Chapter 6: The Big Cycle of China and Its Currency
This chapter of Ray Dalio’s evolving book “The Changing World Order” will be of interest to anyone monitoring China’s evolution. Here is a section:
As a result of their longer history and their more intensive studying of it, the Chinese are much more interested in evolving well over much longer time frames than Americans, who are much more interested in making quick hits—i.e., the Chinese are more strategic than Americans, who are more tactical. The arc that Chinese leaders pay the most attention to is well over a hundred years long (because that’s how long good dynasties last) and they understand that the typical arc of development has different multidecade phases in it, and they plan for them. For example, the first phase, which occurred under Mao, was when the revolution took place, control of the country was won, and power and institutions were solidified. The second phase of building wealth, power, and cohesiveness without threatening the leading world power (i.e., the United States) occurred under Deng and his successors up to Xi. The third phase of building on these accomplishments and moving China toward where it has set out to be on the 100th anniversary of the People’s Republic of China (PRC) in 2049—which is to be “a modern socialist country that is prosperous, strong, democratic, culturally advanced, and harmonious,” which would make the Chinese economy about twice the size of the US economy[4]—is occurring under Xi and his successors. Nearer-term goals and ways for getting toward these goals are set out in nearer-term plans like the Made in China 2025 plan,[5] Xi’s new China Standards 2035 plan, and the usual five-year plans.[6]
There is a quote from the movie Pirates of the Caribbean which is doing the rounds on the social media.
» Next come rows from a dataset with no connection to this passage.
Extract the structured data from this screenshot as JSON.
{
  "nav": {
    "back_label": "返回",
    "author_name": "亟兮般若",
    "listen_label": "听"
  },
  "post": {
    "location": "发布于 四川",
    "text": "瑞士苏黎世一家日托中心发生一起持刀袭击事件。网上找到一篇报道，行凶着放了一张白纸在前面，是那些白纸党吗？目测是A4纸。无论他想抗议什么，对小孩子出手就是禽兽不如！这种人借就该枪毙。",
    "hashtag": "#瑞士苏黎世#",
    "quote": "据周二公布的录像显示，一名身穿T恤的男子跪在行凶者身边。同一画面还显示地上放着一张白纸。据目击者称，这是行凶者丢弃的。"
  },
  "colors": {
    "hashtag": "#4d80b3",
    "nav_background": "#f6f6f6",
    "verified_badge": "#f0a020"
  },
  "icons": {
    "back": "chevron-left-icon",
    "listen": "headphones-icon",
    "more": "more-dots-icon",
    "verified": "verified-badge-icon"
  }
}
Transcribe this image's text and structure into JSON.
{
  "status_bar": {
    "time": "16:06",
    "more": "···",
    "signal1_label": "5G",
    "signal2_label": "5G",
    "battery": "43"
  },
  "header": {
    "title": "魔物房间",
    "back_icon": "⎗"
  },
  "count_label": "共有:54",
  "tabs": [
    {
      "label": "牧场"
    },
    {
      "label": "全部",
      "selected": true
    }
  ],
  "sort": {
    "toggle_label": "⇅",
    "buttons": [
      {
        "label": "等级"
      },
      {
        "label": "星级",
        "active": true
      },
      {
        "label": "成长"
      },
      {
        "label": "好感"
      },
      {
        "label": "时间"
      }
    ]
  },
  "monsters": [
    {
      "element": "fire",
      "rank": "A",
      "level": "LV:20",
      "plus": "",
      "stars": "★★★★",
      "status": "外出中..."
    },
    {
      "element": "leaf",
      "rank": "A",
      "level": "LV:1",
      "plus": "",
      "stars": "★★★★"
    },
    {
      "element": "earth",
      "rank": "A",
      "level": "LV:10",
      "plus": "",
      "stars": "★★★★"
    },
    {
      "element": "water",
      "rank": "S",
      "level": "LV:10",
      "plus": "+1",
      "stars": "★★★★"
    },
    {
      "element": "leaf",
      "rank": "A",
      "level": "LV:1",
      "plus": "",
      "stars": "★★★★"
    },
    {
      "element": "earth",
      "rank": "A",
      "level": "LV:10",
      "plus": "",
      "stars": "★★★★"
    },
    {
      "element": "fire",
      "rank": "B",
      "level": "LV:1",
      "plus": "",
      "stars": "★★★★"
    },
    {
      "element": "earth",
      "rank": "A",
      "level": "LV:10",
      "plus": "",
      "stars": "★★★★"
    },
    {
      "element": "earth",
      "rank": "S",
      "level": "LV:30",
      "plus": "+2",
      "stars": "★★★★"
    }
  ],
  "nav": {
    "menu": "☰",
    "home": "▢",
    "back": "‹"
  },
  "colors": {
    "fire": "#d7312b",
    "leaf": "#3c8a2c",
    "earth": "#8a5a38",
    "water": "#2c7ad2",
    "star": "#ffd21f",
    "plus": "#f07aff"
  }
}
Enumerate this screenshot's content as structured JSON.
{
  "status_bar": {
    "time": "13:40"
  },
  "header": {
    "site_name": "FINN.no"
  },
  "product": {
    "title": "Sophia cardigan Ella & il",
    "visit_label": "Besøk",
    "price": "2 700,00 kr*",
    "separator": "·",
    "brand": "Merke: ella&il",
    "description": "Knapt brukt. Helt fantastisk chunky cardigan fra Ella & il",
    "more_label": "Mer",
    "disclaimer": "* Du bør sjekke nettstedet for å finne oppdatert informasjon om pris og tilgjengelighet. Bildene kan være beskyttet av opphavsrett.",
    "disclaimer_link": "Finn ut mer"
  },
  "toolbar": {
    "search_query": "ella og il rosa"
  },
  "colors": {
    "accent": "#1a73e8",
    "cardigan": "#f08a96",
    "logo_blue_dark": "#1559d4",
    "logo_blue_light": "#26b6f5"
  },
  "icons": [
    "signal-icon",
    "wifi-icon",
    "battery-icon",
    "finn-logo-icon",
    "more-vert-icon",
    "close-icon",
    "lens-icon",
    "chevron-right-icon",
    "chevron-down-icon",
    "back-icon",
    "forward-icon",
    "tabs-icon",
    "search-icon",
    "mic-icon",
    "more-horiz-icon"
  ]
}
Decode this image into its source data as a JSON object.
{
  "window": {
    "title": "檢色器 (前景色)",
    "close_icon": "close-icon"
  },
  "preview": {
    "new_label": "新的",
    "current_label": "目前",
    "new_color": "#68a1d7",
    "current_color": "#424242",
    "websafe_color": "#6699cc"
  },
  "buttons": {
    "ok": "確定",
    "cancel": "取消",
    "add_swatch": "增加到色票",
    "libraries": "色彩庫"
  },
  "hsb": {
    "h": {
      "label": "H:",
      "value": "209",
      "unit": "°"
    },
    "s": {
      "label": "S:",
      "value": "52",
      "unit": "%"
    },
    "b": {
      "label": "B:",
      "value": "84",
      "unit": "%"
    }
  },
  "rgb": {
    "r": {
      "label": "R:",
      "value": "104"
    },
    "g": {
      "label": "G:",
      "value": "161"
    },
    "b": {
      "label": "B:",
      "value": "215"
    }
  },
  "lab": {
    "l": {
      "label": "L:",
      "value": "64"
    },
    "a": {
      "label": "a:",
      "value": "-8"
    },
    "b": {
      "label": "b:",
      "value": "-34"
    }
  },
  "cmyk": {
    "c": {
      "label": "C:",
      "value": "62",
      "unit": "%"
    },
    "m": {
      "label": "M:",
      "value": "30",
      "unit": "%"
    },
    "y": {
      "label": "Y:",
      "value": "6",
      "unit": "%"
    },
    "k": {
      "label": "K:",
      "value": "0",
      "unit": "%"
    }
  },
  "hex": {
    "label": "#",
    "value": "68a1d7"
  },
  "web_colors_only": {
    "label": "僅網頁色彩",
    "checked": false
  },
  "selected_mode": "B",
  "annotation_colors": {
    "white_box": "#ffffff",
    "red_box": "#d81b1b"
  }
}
It’s “part of the ship, part of the crew” The Communist Party equates itself with the country. That means that if you are Chinese you owe fealty to the Party. That belief is at the essence of the ruling ideology.
The only way to view the Communist Party through the lens of history is as another dynasty. Everyone knows that dynasties rise and fall. The increasingly strident attempts at control over the population can be viewed from that perspective. Hegel’s Master/Slave dialectic is foundational to Marx’s dialectic materials. Considering China’s long history of peasant revolts that must be at the forefront of thought. Lofty ideals of hitting the numbers are always and everywhere subservient to retaining power.
Every ruling elite is, above all, convinced of the rightness of their actions. The severe limitation of looking at thousands of years of history as justification for the actions of today is it’s not a particularly good model. Throughout the span of human history, we have killed, enslaved, raped, lied, cheated and stolen our way to development.
The challenge when dealing with a regime that views its place as unevolved in the context of that history, means they believe it really is about the survival of the fittest, the ends justifies the means and the sanctity of the regime trumps all other considerations. Rebasing to single person rule and the precious manner in which any slight is defended suggests China is already at war. The thing the legalist/fascist regime fears most is any affront to its authority. So, that is what it defends most aggressively against. Property rights and especially free expression are subservient to those ambitions.
Democracy is an innovation. It takes the entire span of history and strives to do it better. The paradox of individualism is that when we give control to people, they exhibit more fellow feeling with one another. When we take control away, they behave more as individuals. That’s not a bug in the system, it’s a feature.
That’s the primary mistake people make when they go to China. They look around at everything which has been achieved in the physical world and accept at face value that what they are doing must be right. You can’t have it both ways. Legalism/Fascism either sits outside of the span of history or within it. 4000 years of history and the Confucian framework of filial piety work for the winner of the war but not for the rebel. Subservience to authority is convenient to the winner of the war, but it is not an evolution. If the Communist Party is not evolving beyond the span of history it is doomed to repeat it.
If we play the story forward, China’s Communist Party is an empire in the classic sense of the term. They are intent on developing a cutting-edge domestic semiconductor industry. Once that is achieved, within the next 15 years, they will have no need for technology imports from the rest of the world. That will create the exact same situation as what existed with the East India Company ahead of the opium wars. That’s why China is actively outspending the US on military expansion.
China is perfectly aware that the more strident manner in which they are pushing for control in Asia and Africa will elicit a reaction. They have been preparing for this eventuality for decades and it is all part of the plan for global dominion. They view the USA as a failing empire which will follow the British Empire’s decline in this century. If that outcome is to be avoided, the USA and its allies will need to win the war and reset the global monetary system on their own terms. That event will reshape the global geopolitical perspective for the subsequent century.